With Liam, it lasted twenty-seven hours, yet he wasn’t a big baby; then only four for Matteo. At the time she figured she could go on having children, since they came so easily, now that her body was acclimatized. But then for Louie she had suffered again, over a day, and she thought: why have so many children? She and Pata had already decided to have seven or eight, they didn’t know why, probably one day they were horsing around and came up with that number, and it stuck in their memory, they didn’t discuss it any further, it was self-evident. And the reason was not that either one of them came from a big family—Pata had only two brothers, and Madie one sister and one brother, both younger—nor a shared dream or a challenge or anything like that, it was really just a game, random chance, a lack of imagination, perhaps, and then after Liam, Matteo, and Louie, Madie desperately wanted a girl. So Perrine was born eighteen months later. Pata thought that was a bit too soon. Madie wept with joy. And the birth went well, and quickly, she was in a sort of trance until they put the little girl on her belly, Madie was dying to see what she looked like and wasn’t disappointed: the most charming baby on earth. So it had been all that much harder, three years later, when Matteo, playing around with a stick, had blinded Perrine in her left eye, at the hospital the doctors couldn’t do a thing, and she became a one-eyed little princess, with her pretty face and her good nature, and now her blank eye—because she didn’t want to hide it, she said she wasn’t ashamed, just as on the day of the accident she had said it didn’t hurt and would they stop talking about it.
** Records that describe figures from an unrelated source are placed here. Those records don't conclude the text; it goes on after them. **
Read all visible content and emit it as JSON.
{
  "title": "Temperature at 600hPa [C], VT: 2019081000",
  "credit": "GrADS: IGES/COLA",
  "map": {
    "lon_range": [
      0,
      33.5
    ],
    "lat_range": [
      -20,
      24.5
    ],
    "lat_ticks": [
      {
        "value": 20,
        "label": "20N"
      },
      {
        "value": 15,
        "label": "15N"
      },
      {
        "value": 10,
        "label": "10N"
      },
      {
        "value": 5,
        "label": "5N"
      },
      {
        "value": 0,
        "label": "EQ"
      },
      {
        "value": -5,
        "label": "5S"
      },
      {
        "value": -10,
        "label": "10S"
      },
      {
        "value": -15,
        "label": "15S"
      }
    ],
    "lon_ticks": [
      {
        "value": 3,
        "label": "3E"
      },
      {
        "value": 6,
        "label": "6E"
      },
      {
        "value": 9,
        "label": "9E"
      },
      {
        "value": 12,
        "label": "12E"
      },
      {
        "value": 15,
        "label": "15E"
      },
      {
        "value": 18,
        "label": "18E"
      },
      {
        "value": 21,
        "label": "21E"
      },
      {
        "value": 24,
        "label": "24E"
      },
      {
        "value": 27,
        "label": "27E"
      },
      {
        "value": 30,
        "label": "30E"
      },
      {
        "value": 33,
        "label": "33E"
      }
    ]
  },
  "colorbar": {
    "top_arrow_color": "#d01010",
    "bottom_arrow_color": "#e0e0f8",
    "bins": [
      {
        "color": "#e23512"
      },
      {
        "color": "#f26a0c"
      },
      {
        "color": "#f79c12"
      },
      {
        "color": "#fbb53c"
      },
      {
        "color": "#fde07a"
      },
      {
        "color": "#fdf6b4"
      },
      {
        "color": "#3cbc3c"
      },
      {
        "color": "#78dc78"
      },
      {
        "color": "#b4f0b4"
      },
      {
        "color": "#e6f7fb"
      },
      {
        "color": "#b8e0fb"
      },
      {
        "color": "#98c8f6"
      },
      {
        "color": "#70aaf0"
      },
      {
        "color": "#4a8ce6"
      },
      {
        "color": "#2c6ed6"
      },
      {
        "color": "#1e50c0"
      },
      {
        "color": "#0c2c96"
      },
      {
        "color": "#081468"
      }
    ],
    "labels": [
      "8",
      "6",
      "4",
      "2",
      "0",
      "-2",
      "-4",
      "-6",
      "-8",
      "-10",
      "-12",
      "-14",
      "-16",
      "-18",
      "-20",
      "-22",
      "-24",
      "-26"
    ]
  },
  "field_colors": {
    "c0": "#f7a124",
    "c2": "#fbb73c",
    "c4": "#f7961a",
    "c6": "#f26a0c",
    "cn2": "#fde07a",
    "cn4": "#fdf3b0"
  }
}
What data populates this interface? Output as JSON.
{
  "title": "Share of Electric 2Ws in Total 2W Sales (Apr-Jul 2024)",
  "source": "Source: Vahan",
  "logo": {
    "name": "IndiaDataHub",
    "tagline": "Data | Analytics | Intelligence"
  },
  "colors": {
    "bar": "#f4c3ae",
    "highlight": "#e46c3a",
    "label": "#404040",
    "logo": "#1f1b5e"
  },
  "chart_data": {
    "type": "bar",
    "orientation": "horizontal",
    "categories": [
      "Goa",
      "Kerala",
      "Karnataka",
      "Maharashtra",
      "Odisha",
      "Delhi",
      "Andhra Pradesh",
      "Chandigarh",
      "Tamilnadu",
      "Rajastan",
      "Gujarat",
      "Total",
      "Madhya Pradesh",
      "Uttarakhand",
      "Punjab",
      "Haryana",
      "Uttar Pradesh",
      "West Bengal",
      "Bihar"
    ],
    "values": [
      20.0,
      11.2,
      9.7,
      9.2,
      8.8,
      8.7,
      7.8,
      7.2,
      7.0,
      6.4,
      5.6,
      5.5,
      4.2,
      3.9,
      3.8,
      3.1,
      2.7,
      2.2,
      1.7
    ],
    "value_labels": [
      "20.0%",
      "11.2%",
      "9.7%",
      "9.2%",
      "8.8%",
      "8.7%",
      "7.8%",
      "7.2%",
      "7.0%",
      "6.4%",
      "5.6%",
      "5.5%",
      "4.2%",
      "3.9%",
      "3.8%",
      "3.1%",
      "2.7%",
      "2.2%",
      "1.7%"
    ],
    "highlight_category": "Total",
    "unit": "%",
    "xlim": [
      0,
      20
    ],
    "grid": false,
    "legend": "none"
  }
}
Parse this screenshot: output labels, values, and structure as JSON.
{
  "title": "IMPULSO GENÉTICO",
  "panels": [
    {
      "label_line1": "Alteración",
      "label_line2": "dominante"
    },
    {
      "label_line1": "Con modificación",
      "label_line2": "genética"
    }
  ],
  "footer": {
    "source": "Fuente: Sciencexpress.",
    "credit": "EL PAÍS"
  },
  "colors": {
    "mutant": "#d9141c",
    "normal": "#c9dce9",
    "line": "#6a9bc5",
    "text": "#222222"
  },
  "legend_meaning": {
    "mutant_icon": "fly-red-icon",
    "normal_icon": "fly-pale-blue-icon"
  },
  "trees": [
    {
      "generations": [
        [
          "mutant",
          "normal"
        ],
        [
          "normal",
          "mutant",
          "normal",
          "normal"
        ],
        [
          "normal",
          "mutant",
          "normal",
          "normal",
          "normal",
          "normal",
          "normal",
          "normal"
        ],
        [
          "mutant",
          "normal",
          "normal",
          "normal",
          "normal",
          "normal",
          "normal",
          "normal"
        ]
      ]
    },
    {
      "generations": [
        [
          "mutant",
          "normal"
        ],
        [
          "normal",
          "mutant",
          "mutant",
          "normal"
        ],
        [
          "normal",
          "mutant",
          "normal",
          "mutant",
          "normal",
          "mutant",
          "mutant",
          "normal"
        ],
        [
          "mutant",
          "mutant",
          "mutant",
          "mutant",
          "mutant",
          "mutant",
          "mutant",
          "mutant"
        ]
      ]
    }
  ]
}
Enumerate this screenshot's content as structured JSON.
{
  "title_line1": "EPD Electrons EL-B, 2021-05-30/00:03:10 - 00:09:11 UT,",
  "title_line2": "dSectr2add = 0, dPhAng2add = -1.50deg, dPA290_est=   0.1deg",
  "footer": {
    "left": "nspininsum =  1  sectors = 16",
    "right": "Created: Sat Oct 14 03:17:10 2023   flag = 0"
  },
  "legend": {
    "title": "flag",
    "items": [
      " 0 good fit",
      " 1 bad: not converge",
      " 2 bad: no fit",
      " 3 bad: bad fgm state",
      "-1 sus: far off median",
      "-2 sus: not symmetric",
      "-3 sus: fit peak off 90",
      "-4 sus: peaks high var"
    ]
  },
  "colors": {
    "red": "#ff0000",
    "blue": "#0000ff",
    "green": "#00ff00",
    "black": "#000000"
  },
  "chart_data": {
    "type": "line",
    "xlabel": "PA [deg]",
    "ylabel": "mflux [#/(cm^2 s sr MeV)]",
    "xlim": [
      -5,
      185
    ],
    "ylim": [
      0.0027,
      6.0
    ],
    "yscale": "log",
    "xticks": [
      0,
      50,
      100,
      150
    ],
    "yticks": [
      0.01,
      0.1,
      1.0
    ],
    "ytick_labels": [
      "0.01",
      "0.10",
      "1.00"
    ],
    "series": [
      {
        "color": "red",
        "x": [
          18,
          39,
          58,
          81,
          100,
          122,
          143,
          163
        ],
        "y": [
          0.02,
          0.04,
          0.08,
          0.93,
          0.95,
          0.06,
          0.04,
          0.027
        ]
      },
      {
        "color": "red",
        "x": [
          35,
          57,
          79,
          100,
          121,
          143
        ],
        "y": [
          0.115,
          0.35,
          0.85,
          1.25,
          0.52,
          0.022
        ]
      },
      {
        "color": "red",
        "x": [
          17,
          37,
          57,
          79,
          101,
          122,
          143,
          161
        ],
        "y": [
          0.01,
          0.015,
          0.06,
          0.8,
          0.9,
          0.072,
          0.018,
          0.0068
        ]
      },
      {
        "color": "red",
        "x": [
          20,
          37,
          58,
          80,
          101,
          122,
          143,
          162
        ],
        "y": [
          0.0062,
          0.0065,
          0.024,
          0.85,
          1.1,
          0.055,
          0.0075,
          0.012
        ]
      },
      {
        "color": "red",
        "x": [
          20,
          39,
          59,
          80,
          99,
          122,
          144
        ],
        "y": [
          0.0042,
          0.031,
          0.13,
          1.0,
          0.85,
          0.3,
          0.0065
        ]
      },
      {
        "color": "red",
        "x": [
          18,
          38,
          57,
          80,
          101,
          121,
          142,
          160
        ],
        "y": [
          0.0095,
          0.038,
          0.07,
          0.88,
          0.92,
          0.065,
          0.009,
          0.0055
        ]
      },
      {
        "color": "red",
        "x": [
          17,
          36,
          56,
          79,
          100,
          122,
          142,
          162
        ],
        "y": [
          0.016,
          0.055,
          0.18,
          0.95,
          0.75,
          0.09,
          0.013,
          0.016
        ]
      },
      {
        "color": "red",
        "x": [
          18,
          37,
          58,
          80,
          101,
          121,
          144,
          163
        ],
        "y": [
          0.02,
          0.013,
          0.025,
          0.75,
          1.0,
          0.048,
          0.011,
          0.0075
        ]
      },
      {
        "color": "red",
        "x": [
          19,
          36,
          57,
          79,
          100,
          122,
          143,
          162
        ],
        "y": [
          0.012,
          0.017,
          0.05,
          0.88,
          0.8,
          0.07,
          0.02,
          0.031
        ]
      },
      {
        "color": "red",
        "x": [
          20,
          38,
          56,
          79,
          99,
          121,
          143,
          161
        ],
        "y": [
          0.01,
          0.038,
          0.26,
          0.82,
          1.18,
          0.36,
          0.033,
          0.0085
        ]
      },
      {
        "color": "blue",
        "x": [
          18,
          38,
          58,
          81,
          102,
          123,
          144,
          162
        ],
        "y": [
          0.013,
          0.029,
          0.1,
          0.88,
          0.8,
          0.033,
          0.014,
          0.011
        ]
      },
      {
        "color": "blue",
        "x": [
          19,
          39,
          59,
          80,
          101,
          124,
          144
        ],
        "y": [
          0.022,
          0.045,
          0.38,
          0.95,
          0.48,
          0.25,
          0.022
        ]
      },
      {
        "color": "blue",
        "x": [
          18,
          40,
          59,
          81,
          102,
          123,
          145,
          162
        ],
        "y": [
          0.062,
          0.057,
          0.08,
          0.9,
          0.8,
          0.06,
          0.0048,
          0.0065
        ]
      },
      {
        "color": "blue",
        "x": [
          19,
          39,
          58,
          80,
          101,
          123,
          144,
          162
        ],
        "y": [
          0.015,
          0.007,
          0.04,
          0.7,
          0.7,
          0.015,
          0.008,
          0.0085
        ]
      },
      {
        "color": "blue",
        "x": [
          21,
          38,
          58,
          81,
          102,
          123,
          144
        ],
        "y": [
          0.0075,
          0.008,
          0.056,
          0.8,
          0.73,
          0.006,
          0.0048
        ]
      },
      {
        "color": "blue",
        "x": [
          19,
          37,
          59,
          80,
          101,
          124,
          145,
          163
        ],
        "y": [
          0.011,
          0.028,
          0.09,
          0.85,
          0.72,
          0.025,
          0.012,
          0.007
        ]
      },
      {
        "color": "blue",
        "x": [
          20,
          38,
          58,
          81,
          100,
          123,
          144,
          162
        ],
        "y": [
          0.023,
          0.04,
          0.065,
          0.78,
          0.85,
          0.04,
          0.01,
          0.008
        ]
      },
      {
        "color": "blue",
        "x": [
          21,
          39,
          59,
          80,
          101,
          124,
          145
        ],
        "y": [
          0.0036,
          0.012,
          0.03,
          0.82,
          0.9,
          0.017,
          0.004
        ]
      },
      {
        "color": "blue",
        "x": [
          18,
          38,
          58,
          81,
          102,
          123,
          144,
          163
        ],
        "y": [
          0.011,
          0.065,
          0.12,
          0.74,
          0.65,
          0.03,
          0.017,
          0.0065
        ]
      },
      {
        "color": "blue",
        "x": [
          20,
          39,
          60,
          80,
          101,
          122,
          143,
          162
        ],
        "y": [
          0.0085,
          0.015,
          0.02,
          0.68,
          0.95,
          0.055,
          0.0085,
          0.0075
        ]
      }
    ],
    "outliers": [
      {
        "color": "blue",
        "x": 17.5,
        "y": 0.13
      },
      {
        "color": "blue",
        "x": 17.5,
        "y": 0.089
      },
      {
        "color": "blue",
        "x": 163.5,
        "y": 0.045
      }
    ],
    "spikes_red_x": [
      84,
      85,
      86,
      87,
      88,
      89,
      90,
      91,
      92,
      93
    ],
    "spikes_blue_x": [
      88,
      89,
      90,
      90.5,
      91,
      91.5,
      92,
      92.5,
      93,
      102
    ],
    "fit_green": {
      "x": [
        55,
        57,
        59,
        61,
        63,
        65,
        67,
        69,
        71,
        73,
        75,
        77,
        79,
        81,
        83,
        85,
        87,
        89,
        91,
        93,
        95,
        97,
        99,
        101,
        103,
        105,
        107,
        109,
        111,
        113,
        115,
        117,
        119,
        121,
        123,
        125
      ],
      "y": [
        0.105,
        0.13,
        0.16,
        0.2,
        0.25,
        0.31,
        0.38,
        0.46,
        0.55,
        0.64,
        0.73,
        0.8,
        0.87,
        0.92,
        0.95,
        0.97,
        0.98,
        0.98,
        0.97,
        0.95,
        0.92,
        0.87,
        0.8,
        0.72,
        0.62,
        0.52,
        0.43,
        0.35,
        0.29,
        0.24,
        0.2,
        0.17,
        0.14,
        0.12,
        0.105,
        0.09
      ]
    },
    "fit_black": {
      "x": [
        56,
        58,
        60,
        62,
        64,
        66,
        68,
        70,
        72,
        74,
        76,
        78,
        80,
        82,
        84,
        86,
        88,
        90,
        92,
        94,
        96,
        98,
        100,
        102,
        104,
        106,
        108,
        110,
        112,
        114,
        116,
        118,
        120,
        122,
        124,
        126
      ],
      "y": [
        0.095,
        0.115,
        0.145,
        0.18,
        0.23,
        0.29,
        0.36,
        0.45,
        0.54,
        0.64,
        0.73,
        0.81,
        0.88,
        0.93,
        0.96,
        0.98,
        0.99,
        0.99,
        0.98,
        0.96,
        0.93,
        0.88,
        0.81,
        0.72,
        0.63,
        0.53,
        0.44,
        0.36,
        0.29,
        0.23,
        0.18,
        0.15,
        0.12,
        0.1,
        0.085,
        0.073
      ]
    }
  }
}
But in any case, the day of her birth, since that was what Madie was thinking about now, had been a fine day. And it was in part because of it that Madie figured she was game for another round, and she would gladly hatch a few more children, how many exactly she hadn’t decided, that would depend—on desire, fatigue, Pata’s joyful incursions. And clearly they both went at it heartily, because not eighteen months had gone by when Noah came into the world, ever so calm and weighing less than four pounds; now that they had both boys and girls, Pata and Madie decided to keep the sex of the child a surprise, and it was only on the day of his birth that they became acquainted with the baby they would call Noah. If he had been a girl, they would have called him Emily.